Tras relatar anécdotas sobre la grabación de su primer álbum solista a los 21 años, Del 63, y de dejar entrar al lector en la intimidad compartida con Cantilo, Páez emprende la difícil tarea de intentar compartir con el lector algo del inasible mundo de la creación. Cuenta que compuso “Yo vengo a ofrecer mi corazón” con papel y birome en un comedor y que fue de las pocas canciones que compuso en las que surgieron letra y música en paralelo.

“Siento que fue un dictado. Esas palabras no correspondían con la experiencia. Formaban parte de algo que estaba fuera de mi control. Supongo que las tribus tienen que volver a decir las mismas cosas a través del tiempo y en este caso me había tocado a mí. Hay cosas que se escapan del cartesianismo y los análisis. Sé que hay quien entenderá, pero también quien verá rasgos mesiánicos en estas palabras. Nada más lejos. Esto es sencillo porque literalmente no tiene explicación”, sostuvo y confesó que desistió hace muchos años del gesto de “buscar el sentido” de las cosas.

Versátil para relatar aquellos años, abandonó el devenir confesional y asumió el rol de narrador cuando se distanció de la escena para contar con detalles de cómo asesinaron a sus abuelas y a la mucama embarazada en la misma casa de la calle Balcarce en la que lo criaron y cómo debió esperar en Río de Janeiro que avanzara la investigación ante la advertencia de que los investigadores intentaban involucrarlo para encontrar un móvil. “Sobrevida” llamó a los días que siguieron a aquel triple femicidio.

En una casa pequeña en José Ignacio, que en el verano del 92 todavía era una suerte de pueblo de pescadores cercano a Punta del Este, compuso “El amor después del amor” bajo la mirada atenta y cómplice de la actriz Cecilia Roth, quien años después se convertiría en la madre de su hijo Martín. “Tener tiempo, dinero, conocimiento y audacia parece una combinación imbatible.

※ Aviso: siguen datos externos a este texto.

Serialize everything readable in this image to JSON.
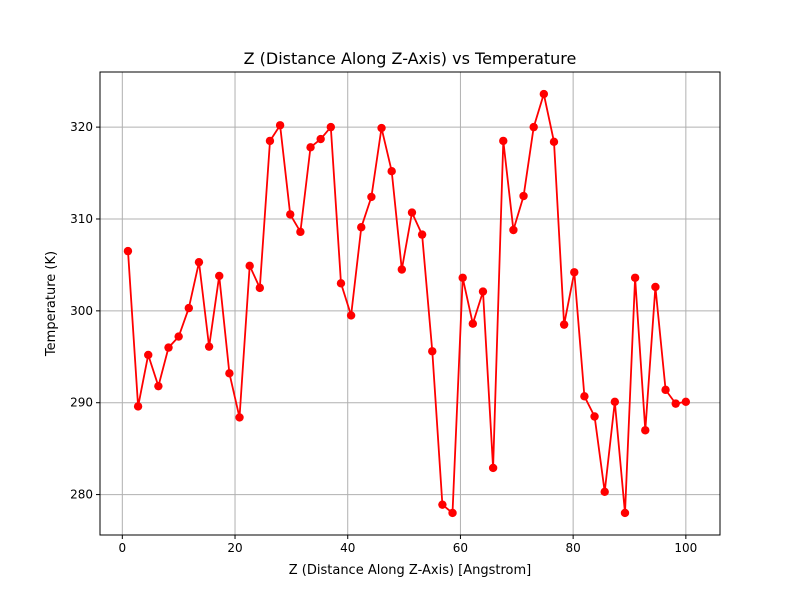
{
  "chart_data": {
    "type": "line",
    "title": "Z (Distance Along Z-Axis) vs Temperature",
    "xlabel": "Z (Distance Along Z-Axis) [Angstrom]",
    "ylabel": "Temperature (K)",
    "xlim": [
      -3.96,
      106.06
    ],
    "ylim": [
      275.6,
      326.0
    ],
    "grid": true,
    "xticks": [
      0,
      20,
      40,
      60,
      80,
      100
    ],
    "yticks": [
      280,
      290,
      300,
      310,
      320
    ],
    "series": [
      {
        "color": "#ff0000",
        "marker": "circle",
        "x": [
          1.0,
          2.8,
          4.6,
          6.4,
          8.2,
          10.0,
          11.8,
          13.6,
          15.4,
          17.2,
          19.0,
          20.8,
          22.6,
          24.4,
          26.2,
          28.0,
          29.8,
          31.6,
          33.4,
          35.2,
          37.0,
          38.8,
          40.6,
          42.4,
          44.2,
          46.0,
          47.8,
          49.6,
          51.4,
          53.2,
          55.0,
          56.8,
          58.6,
          60.4,
          62.2,
          64.0,
          65.8,
          67.6,
          69.4,
          71.2,
          73.0,
          74.8,
          76.6,
          78.4,
          80.2,
          82.0,
          83.8,
          85.6,
          87.4,
          89.2,
          91.0,
          92.8,
          94.6,
          96.4,
          98.2,
          100.0
        ],
        "y": [
          306.5,
          289.6,
          295.2,
          291.8,
          296.0,
          297.2,
          300.3,
          305.3,
          296.1,
          303.8,
          293.2,
          288.4,
          304.9,
          302.5,
          318.5,
          320.2,
          310.5,
          308.6,
          317.8,
          318.7,
          320.0,
          303.0,
          299.5,
          309.1,
          312.4,
          319.9,
          315.2,
          304.5,
          310.7,
          308.3,
          295.6,
          278.9,
          278.0,
          303.6,
          298.6,
          302.1,
          282.9,
          318.5,
          308.8,
          312.5,
          320.0,
          323.6,
          318.4,
          298.5,
          304.2,
          290.7,
          288.5,
          280.3,
          290.1,
          278.0,
          303.6,
          287.0,
          302.6,
          291.4,
          289.9,
          290.1
        ]
      }
    ]
  }
}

Porque cuando falta alguno de estos elementos, la causa corre el riesgo de perder mística o rigor. O puede pecar de falsamente ambiciosa. Sin estos elementos en perfecta conjunción solar, hubiera sido imposible realizar El amor después del amor. Había una sensación en el aire de estar haciendo algo especialísimo”, recordó sobre el proceso de composición de los temas del álbum con el que hizo los míticos once Gran Rex a los que siguieron dieciséis conciertos en tres ciudades y dos países en el lapso de dos meses, antes de terminar 1992.

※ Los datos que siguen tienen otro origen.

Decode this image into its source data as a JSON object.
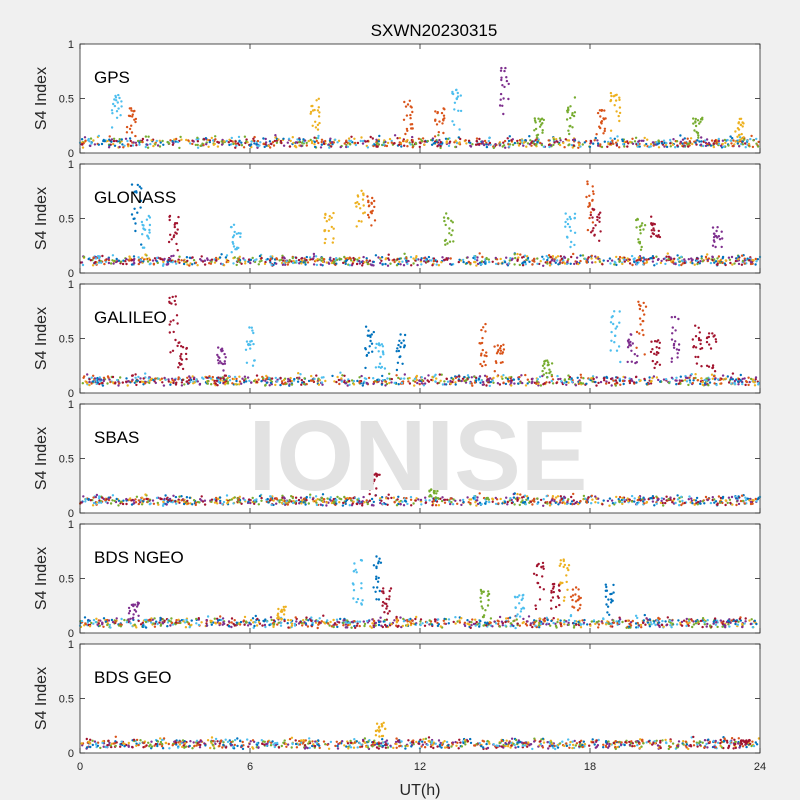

Hacia el final del texto, que cierra con los conciertos de Vélez en el 93, reparó en que ni su trayectoria ni las historias recuperadas hubieran sido posibles sin “su tribu”. El agradecimiento, acá, se tornó explícito: “Quiero agradecerle a mi país el haberme permitido el beneficio de la aventura. Las mieles de la odisea. El tiempo muerto que necesitan las palabras y la música para llegar al corazón de los otros. Aquí quiero agradecer a mi tribu el premio que me dieron esa noche”, recuperó y, sobre el final, prometió seguir dando cuenta de aquella odisea.